WASHINGTON (Reuters) - Consumer prices fell in October for the first time in four months, taking pressure off strapped households and giving the Federal Reserve more room to ease monetary policy if the economy falters.
For now, economic growth is gaining traction and a separate report on Wednesday showed industrial output rebounded strongly last month as factories ramped up production.
“The consistent theme in the recent flow of economic data has been one of accelerating momentum in economic activity,” said Millan Mulraine, a senior macro strategist at TD Securities in New York.
“Nevertheless, the concern for the recovery continues to be about what happens in Europe, as any escalation in the unfolding debt crisis could present a significant obstacle for the economic recovery.”
The Labor Department said consumer prices dropped 0.1 percent last month as Americans paid less for new cars and gasoline.
The data reinforces the view that inflation is poised to trend lower following a spike in oil prices earlier in the year. That is seen giving the Fed more room to act if the economy slows.
“The Fed remains intently focused on employment and growth -- and not on inflation,” said Jacob Oubina, an economist at RBC Capital Markets in New York.
The drop in prices during October gave a boost to workers whose wages failed to keep up with inflation over the summer, which had led households to save less.

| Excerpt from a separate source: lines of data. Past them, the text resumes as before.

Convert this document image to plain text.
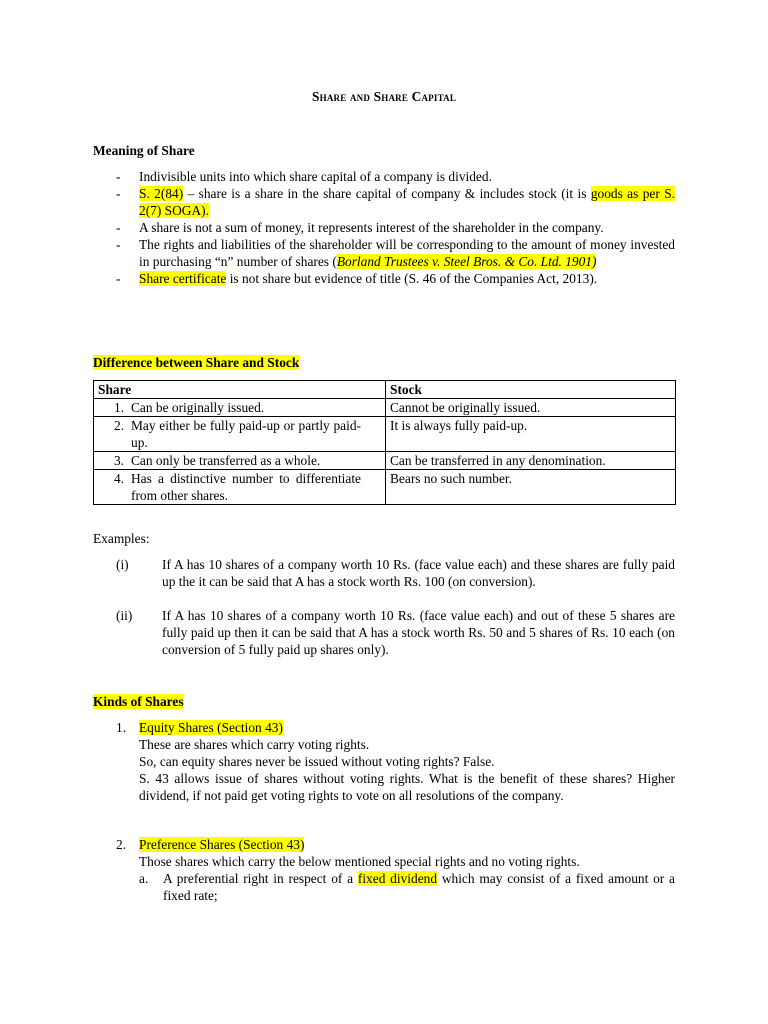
Share and Share Capital
Meaning of Share
- Indivisible units into which share capital of a company is divided.
- S. 2(84) – share is a share in the share capital of company & includes stock (it is goods as per S. 2(7) SOGA).
- A share is not a sum of money, it represents interest of the shareholder in the company.
- The rights and liabilities of the shareholder will be corresponding to the amount of money invested in purchasing “n” number of shares (Borland Trustees v. Steel Bros. & Co. Ltd. 1901)
- Share certificate is not share but evidence of title (S. 46 of the Companies Act, 2013).
Difference between Share and Stock
Share	Stock
1. Can be originally issued.	Cannot be originally issued.
2. May either be fully paid-up or partly paid-up.	It is always fully paid-up.
3. Can only be transferred as a whole.	Can be transferred in any denomination.
4. Has a distinctive number to differentiate from other shares.	Bears no such number.
Examples:
(i) If A has 10 shares of a company worth 10 Rs. (face value each) and these shares are fully paid up the it can be said that A has a stock worth Rs. 100 (on conversion).
(ii) If A has 10 shares of a company worth 10 Rs. (face value each) and out of these 5 shares are fully paid up then it can be said that A has a stock worth Rs. 50 and 5 shares of Rs. 10 each (on conversion of 5 fully paid up shares only).
Kinds of Shares
1. Equity Shares (Section 43)
These are shares which carry voting rights.
So, can equity shares never be issued without voting rights? False.
S. 43 allows issue of shares without voting rights. What is the benefit of these shares? Higher dividend, if not paid get voting rights to vote on all resolutions of the company.
2. Preference Shares (Section 43)
Those shares which carry the below mentioned special rights and no voting rights.
a. A preferential right in respect of a fixed dividend which may consist of a fixed amount or a fixed rate;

A separate report by the Labor Department showed weekly earnings rose 0.3 percent in October when accounting for inflation.
Stronger incomes could help consumer spending as the year closes, giving the economy a little more momentum as the country braces for a possible recession in Europe that would drag on growth.
Major U.S. stock indexes were lower on worries about Europe’s debt problems, while Treasuries prices rose. The dollar was higher against the euro.
A storm is gathering over the global economy as Europe struggles to contain a snowballing sovereign debt crisis. The U.S. economy has been gaining steam since the summer, but a blowup of Europe’s problems could drag the U.S. back into recession.
A separate report from the Fed showed industrial production rose 0.7 percent last month, beating economists’ expectations.
Home builders in the United States grew more optimistic this month but still thought sales conditions were poor, according to the National Association of Home Builders/Wells Fargo Housing Market index released on Wednesday.
“The data is relatively upbeat in the U.S., which contrasts with the situation in Europe,” said Omer Esiner, a strategist at Commonwealth Foreign Exchange in Washington.
President Barack Obama urged European leaders to act boldly to stem the crisis as bond market contagion spread throughout the region, while France and Germany clashed over the role of the euro zone’s central bank.
The Fed report also showed factory output accelerated in October, rising 0.5 percent on an increase in production of motor vehicles and parts. Even with U.S. factories operating closer to full capacity than at any time since July 2008, there was little sign of inflationary pressures in the factory data.
Also looming over the economic outlook, U.S. lawmakers are debating whether to let tax cuts and some unemployment benefits expire at the end of year, which would drag on growth.
Inflation is expected to fall sharply over the next year.
In the 12 months through October, consumer prices rose 3.5 percent after rising 3.9 percent in the full year through September.
Investors and economists expect that reading will fall to 1.3 percent by November of 2012, the Cleveland Federal Reserve Bank said in a report.
For now though, a measure of prices closely watched by the Federal Reserve remains uncomfortably high.
Prices outside food and energy climbed 0.1 percent in October, pushing the so called core reading for 12-month inflation up to 2.1 percent. The Fed would like that reading to trend at 2 percent or just below.
Still, the headwinds to U.S. growth appear strong enough that the Fed could be forced to act before long.
“At this point it would probably take only a few missteps out of elected Washington or the capitals of Europe before Fed leadership sees the need for more aggressive action,” said Michael Feroli, an economist at J.P. Morgan.